É exatamente o que fazem os vírus da hepatite B e C. O vírus B é cem vezes mais infectante que o da aids. Tem a capacidade de permanecer vivo em superfícies por até sete dias. A pessoa infectada é capaz de viver décadas sem notá-lo. A mulher que contrai o vírus B na manicure pode transmiti-lo ao parceiro se não usar camisinha nas relações sexuais. A transmissão sexual do vírus C é controversa e rara, mas os especialistas dizem que ela também pode ocorrer. “Parece estar restrita a alguns grupos de risco com práticas sexuais anais e traumáticas”, diz Raymundo Paraná, presidente da Sociedade Brasileira de Hepatologia.
Entre as manicures, a prevalência dos vírus da hepatite é maior que na população geral. Foi o que Andréia comprovou. Os exames de sangue demonstraram que 10% das profissionais entrevistadas estavam infectadas. O vírus B apareceu em 8% da amostra e o vírus C em 2%.
A forma mais segura de se proteger da doença é a vacinação. Existe vacina para o vírus B, mas não para o C. O SUS oferece a vacina contra hepatite B a grupos específicos (profissionais da saúde e do sexo, imunossuprimidos, coletores de lixo etc). As manicures fazem parte dessa lista, mas apenas 15% das mulheres entrevistadas por Andréia sabiam que tinham direito à vacina.
As manicures também tinham muitas dúvidas sobre a forma correta de higienizar o material. Para não correr risco de se infectar ou de infectar as clientes, a profissional precisa cumprir todos os passos a seguir. Na próxima vez em que for ao salão, observe se eles realmente foram cumpridos. É provável que você se assuste:
1) Antes de atender cada cliente, lavar as mãos ou usar álcool gel
2) Colocar as luvas. Usar um novo par a cada cliente
3) Usar lixa e palito descartáveis (um para cada cliente)

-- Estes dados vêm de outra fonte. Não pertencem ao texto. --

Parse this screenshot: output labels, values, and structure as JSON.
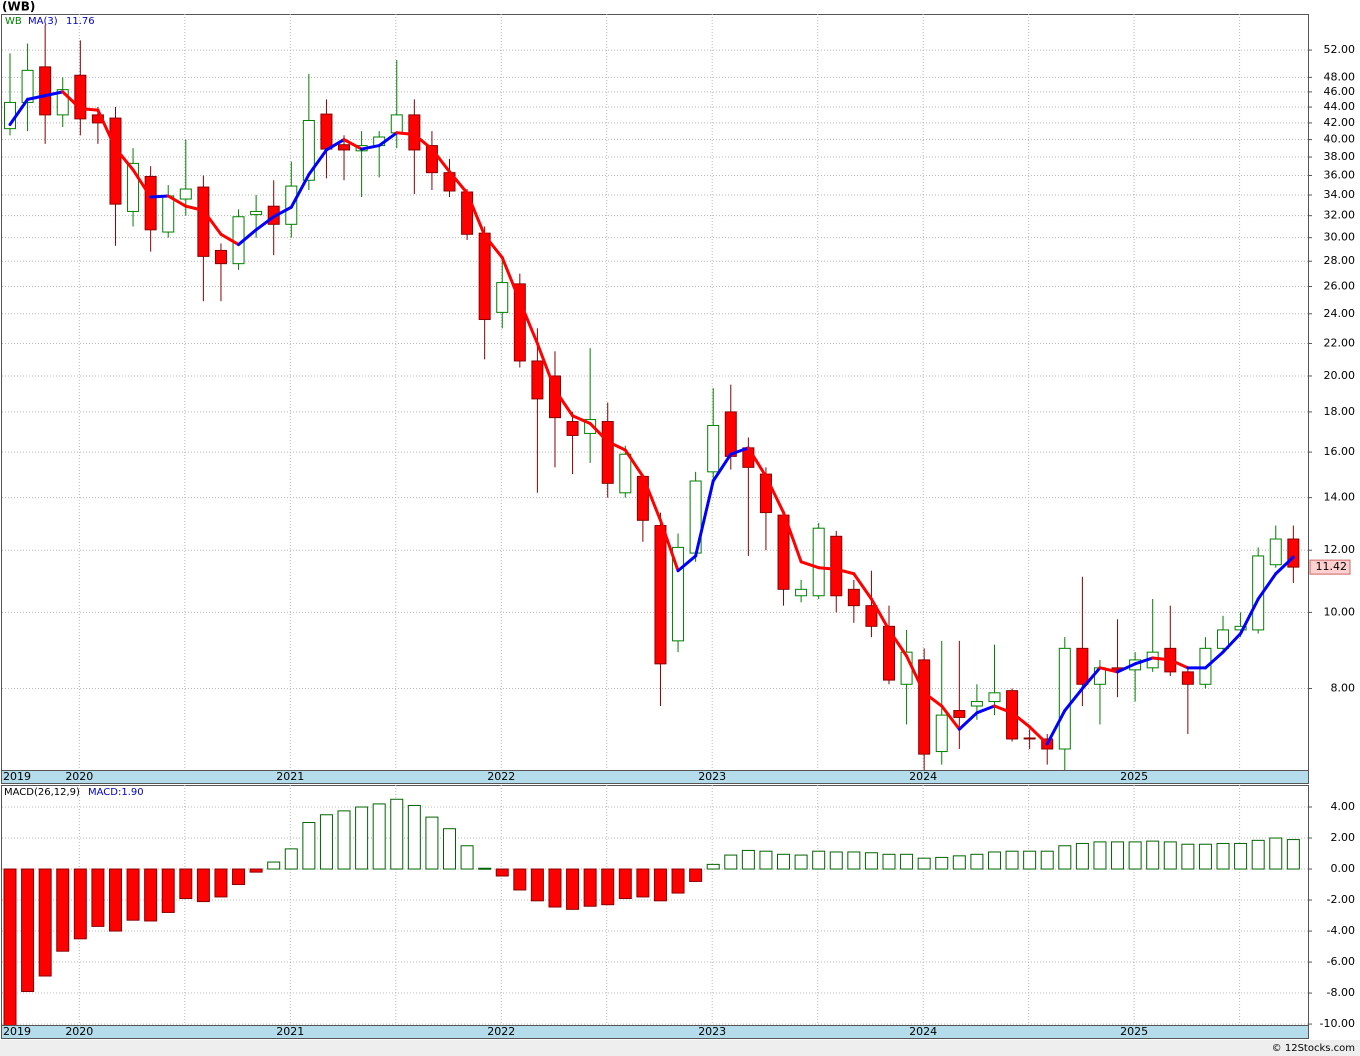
{
  "footer": "© 12Stocks.com",
  "chart_data": [
    {
      "type": "candlestick",
      "title": "(WB)",
      "symbol": "WB",
      "log": true,
      "grid": true,
      "categories": [
        "2019",
        null,
        null,
        null,
        "2020",
        null,
        null,
        null,
        null,
        null,
        null,
        null,
        null,
        null,
        null,
        null,
        "2021",
        null,
        null,
        null,
        null,
        null,
        null,
        null,
        null,
        null,
        null,
        null,
        "2022",
        null,
        null,
        null,
        null,
        null,
        null,
        null,
        null,
        null,
        null,
        null,
        "2023",
        null,
        null,
        null,
        null,
        null,
        null,
        null,
        null,
        null,
        null,
        null,
        "2024",
        null,
        null,
        null,
        null,
        null,
        null,
        null,
        null,
        null,
        null,
        null,
        "2025",
        null,
        null,
        null,
        null,
        null,
        null,
        null,
        null,
        null
      ],
      "open": [
        41.3,
        44.6,
        49.5,
        43,
        48.3,
        43,
        42.6,
        32.4,
        35.9,
        30.5,
        33.6,
        34.8,
        28.9,
        27.8,
        32.1,
        32.9,
        31.2,
        35.5,
        43.1,
        39.4,
        38.7,
        39.3,
        40.8,
        43,
        39.3,
        36.3,
        34.3,
        30.4,
        24.1,
        26.2,
        20.9,
        20,
        17.5,
        16.9,
        17.5,
        14.2,
        14.9,
        12.9,
        9.2,
        11.9,
        15.1,
        18,
        16.2,
        15,
        13.3,
        10.5,
        10.5,
        12.5,
        10.7,
        10.2,
        9.6,
        8.1,
        8.7,
        6.65,
        7.5,
        7.6,
        7.7,
        7.95,
        6.92,
        6.9,
        6.7,
        9.0,
        8.1,
        8.5,
        8.45,
        8.5,
        9.0,
        8.4,
        8.1,
        9.0,
        9.5,
        9.5,
        11.5,
        12.4
      ],
      "high": [
        51.5,
        53,
        56,
        48,
        53.5,
        44,
        44,
        39,
        37,
        35,
        40,
        36,
        29.5,
        32.6,
        34,
        35.5,
        37.5,
        48.5,
        45,
        40.5,
        41,
        41,
        50.5,
        45,
        41,
        37.8,
        34.6,
        31,
        28,
        27,
        23,
        21.5,
        18,
        21.7,
        18.5,
        16.3,
        15,
        13.4,
        12.6,
        15.1,
        19.3,
        19.5,
        16.7,
        15.3,
        13.5,
        11,
        13,
        12.7,
        11,
        11.3,
        10.2,
        9.5,
        9,
        9.2,
        9.2,
        8.1,
        9.1,
        8.0,
        7.1,
        7.0,
        9.3,
        11.1,
        8.7,
        9.8,
        8.9,
        10.4,
        10.2,
        8.5,
        9.3,
        9.9,
        10,
        12.1,
        12.9,
        12.9
      ],
      "low": [
        40.5,
        41,
        39.5,
        41.5,
        40.5,
        39.5,
        29.3,
        31,
        28.8,
        30,
        32,
        24.9,
        24.9,
        27.3,
        30,
        28.5,
        30,
        34.5,
        35.7,
        35.5,
        33.8,
        35.8,
        39,
        34.1,
        34.5,
        33.8,
        29.8,
        21,
        23,
        20.5,
        14.2,
        15.3,
        15,
        15.5,
        14,
        14,
        12.3,
        7.6,
        8.9,
        11.6,
        14.8,
        15.2,
        11.8,
        12,
        10.2,
        10.3,
        10.4,
        10,
        9.7,
        9.3,
        8.1,
        7.2,
        6.3,
        6.4,
        6.7,
        7.3,
        7.4,
        6.85,
        6.7,
        6.4,
        6.3,
        7.6,
        7.2,
        7.8,
        7.7,
        8.4,
        8.3,
        7.0,
        8.0,
        8.9,
        9.3,
        9.4,
        11.4,
        10.9
      ],
      "close": [
        44.6,
        49,
        43,
        46.3,
        42.5,
        42,
        33.1,
        37.3,
        30.7,
        33.9,
        34.6,
        28.4,
        27.8,
        31.9,
        32.4,
        31.2,
        34.9,
        42.3,
        38.9,
        38.8,
        39.3,
        40.3,
        43,
        38.8,
        36.3,
        34.4,
        30.3,
        23.6,
        26.3,
        20.9,
        18.7,
        17.7,
        16.8,
        17.6,
        14.6,
        15.9,
        13.1,
        8.6,
        12.1,
        14.7,
        17.3,
        15.8,
        15.3,
        13.4,
        10.7,
        10.7,
        12.8,
        10.5,
        10.2,
        9.6,
        8.2,
        8.9,
        6.6,
        7.4,
        7.35,
        7.7,
        7.9,
        6.9,
        6.9,
        6.7,
        9.0,
        8.1,
        8.5,
        8.45,
        8.7,
        8.9,
        8.4,
        8.1,
        9.0,
        9.5,
        9.6,
        11.8,
        12.4,
        11.42
      ],
      "up_color": "#008000",
      "down_color": "#ff0000",
      "down_edge": "#8b0000",
      "series": [
        {
          "name": "MA(3)",
          "up_color": "#0000ff",
          "down_color": "#ff0000",
          "values": [
            41.8,
            45,
            45.5,
            46,
            43.8,
            43.6,
            39,
            36.6,
            33.8,
            33.9,
            32.9,
            32.5,
            30.3,
            29.4,
            30.7,
            31.9,
            32.8,
            36.1,
            38.8,
            40,
            38.9,
            39.3,
            40.8,
            40.6,
            38.9,
            36.4,
            34.2,
            30.2,
            28.3,
            24.9,
            22,
            19.2,
            17.8,
            17.4,
            16.5,
            16.1,
            14.9,
            13.1,
            11.3,
            11.8,
            14.7,
            15.9,
            16.2,
            14.9,
            13.4,
            11.6,
            11.4,
            11.35,
            11.2,
            10.4,
            9.5,
            8.8,
            7.9,
            7.6,
            7.1,
            7.45,
            7.6,
            7.45,
            7.15,
            6.8,
            7.5,
            8.0,
            8.5,
            8.4,
            8.6,
            8.75,
            8.7,
            8.5,
            8.5,
            8.9,
            9.4,
            10.4,
            11.2,
            11.76
          ]
        }
      ],
      "ylim": [
        6.3,
        57.8
      ],
      "yticks": [
        {
          "value": 52,
          "label": "52.00"
        },
        {
          "value": 48,
          "label": "48.00"
        },
        {
          "value": 46,
          "label": "46.00"
        },
        {
          "value": 44,
          "label": "44.00"
        },
        {
          "value": 42,
          "label": "42.00"
        },
        {
          "value": 40,
          "label": "40.00"
        },
        {
          "value": 38,
          "label": "38.00"
        },
        {
          "value": 36,
          "label": "36.00"
        },
        {
          "value": 34,
          "label": "34.00"
        },
        {
          "value": 32,
          "label": "32.00"
        },
        {
          "value": 30,
          "label": "30.00"
        },
        {
          "value": 28,
          "label": "28.00"
        },
        {
          "value": 26,
          "label": "26.00"
        },
        {
          "value": 24,
          "label": "24.00"
        },
        {
          "value": 22,
          "label": "22.00"
        },
        {
          "value": 20,
          "label": "20.00"
        },
        {
          "value": 18,
          "label": "18.00"
        },
        {
          "value": 16,
          "label": "16.00"
        },
        {
          "value": 14,
          "label": "14.00"
        },
        {
          "value": 12,
          "label": "12.00"
        },
        {
          "value": 10,
          "label": "10.00"
        },
        {
          "value": 8,
          "label": "8.00"
        }
      ]
    },
    {
      "type": "bar",
      "grid": true,
      "legend_label": "MACD:1.90",
      "categories": [
        "2019",
        null,
        null,
        null,
        "2020",
        null,
        null,
        null,
        null,
        null,
        null,
        null,
        null,
        null,
        null,
        null,
        "2021",
        null,
        null,
        null,
        null,
        null,
        null,
        null,
        null,
        null,
        null,
        null,
        "2022",
        null,
        null,
        null,
        null,
        null,
        null,
        null,
        null,
        null,
        null,
        null,
        "2023",
        null,
        null,
        null,
        null,
        null,
        null,
        null,
        null,
        null,
        null,
        null,
        "2024",
        null,
        null,
        null,
        null,
        null,
        null,
        null,
        null,
        null,
        null,
        null,
        "2025",
        null,
        null,
        null,
        null,
        null,
        null,
        null,
        null,
        null
      ],
      "series": [
        {
          "name": "MACD(26,12,9)",
          "up_color": "#006400",
          "down_color": "#ff0000",
          "values": [
            -10.3,
            -7.9,
            -6.9,
            -5.3,
            -4.5,
            -3.7,
            -4.0,
            -3.3,
            -3.35,
            -2.8,
            -1.9,
            -2.1,
            -1.8,
            -1.0,
            -0.2,
            0.45,
            1.3,
            3.0,
            3.5,
            3.75,
            4.0,
            4.2,
            4.5,
            4.1,
            3.35,
            2.6,
            1.5,
            0.05,
            -0.45,
            -1.35,
            -2.05,
            -2.45,
            -2.6,
            -2.4,
            -2.3,
            -1.9,
            -1.8,
            -2.05,
            -1.55,
            -0.8,
            0.3,
            0.9,
            1.2,
            1.15,
            0.95,
            0.9,
            1.15,
            1.1,
            1.1,
            1.05,
            0.95,
            0.95,
            0.7,
            0.75,
            0.85,
            0.95,
            1.1,
            1.15,
            1.15,
            1.15,
            1.5,
            1.65,
            1.75,
            1.75,
            1.75,
            1.8,
            1.75,
            1.6,
            1.6,
            1.65,
            1.65,
            1.85,
            2.0,
            1.9
          ]
        }
      ],
      "ylim": [
        -10.06,
        5.42
      ],
      "yticks": [
        {
          "value": 4,
          "label": "4.00"
        },
        {
          "value": 2,
          "label": "2.00"
        },
        {
          "value": 0,
          "label": "0.00"
        },
        {
          "value": -2,
          "label": "-2.00"
        },
        {
          "value": -4,
          "label": "-4.00"
        },
        {
          "value": -6,
          "label": "-6.00"
        },
        {
          "value": -8,
          "label": "-8.00"
        },
        {
          "value": -10,
          "label": "-10.00"
        }
      ]
    }
  ]
}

4) Abrir o pacote com o material esterilizado na frente da cliente
5) Usar uma toalha limpa ou descartável para cada cliente
6) Lavar os alicates, a espátula e outros instrumentos metálicos reutilizáveis com água, sabão e escova
7) Enxugar esse material com toalha limpa e colocá-lo no envelope especial para esterilização
8) Selar o envelope e colocá-lo na estufa ou na autoclave
9) A estufa não pode ser aberta durante a esterilização. Se uma manicure abrir a porta da estufa enquanto outra deixou o material lá dentro, a esterilização fica comprometida. É preciso manter a estufa funcionando durante uma hora ininterrupta, à temperatura de 170 graus
10) A autoclave é mais fácil de controlar porque funciona como uma panela de pressão. Basta colocar o envelope, fechá-la e esperar até o final da esterilização.
Se você gostou desses passos, espalhe o link e contribua para a saúde de todos. Outra opção é fazer um kit e levar o seu próprio material ao salão. Não basta levar apenas o alicate. “Levo acetona, esmalte, palito, espátula, alicate, tudo”, diz Andréia. Ela tem dois ou três alicates. Manda afiá-los nas mesmas casas especializadas onde as manicures compram o material de trabalho.
Neurose demais? Pode ser, mas estou convencida de que o sofrimento provocado pelos vírus da hepatite é infinitamente maior. “O erro de muitas mulheres é desvincular a saúde da beleza”, diz Andréia. “É importante cuidar da beleza. Mas com saúde”.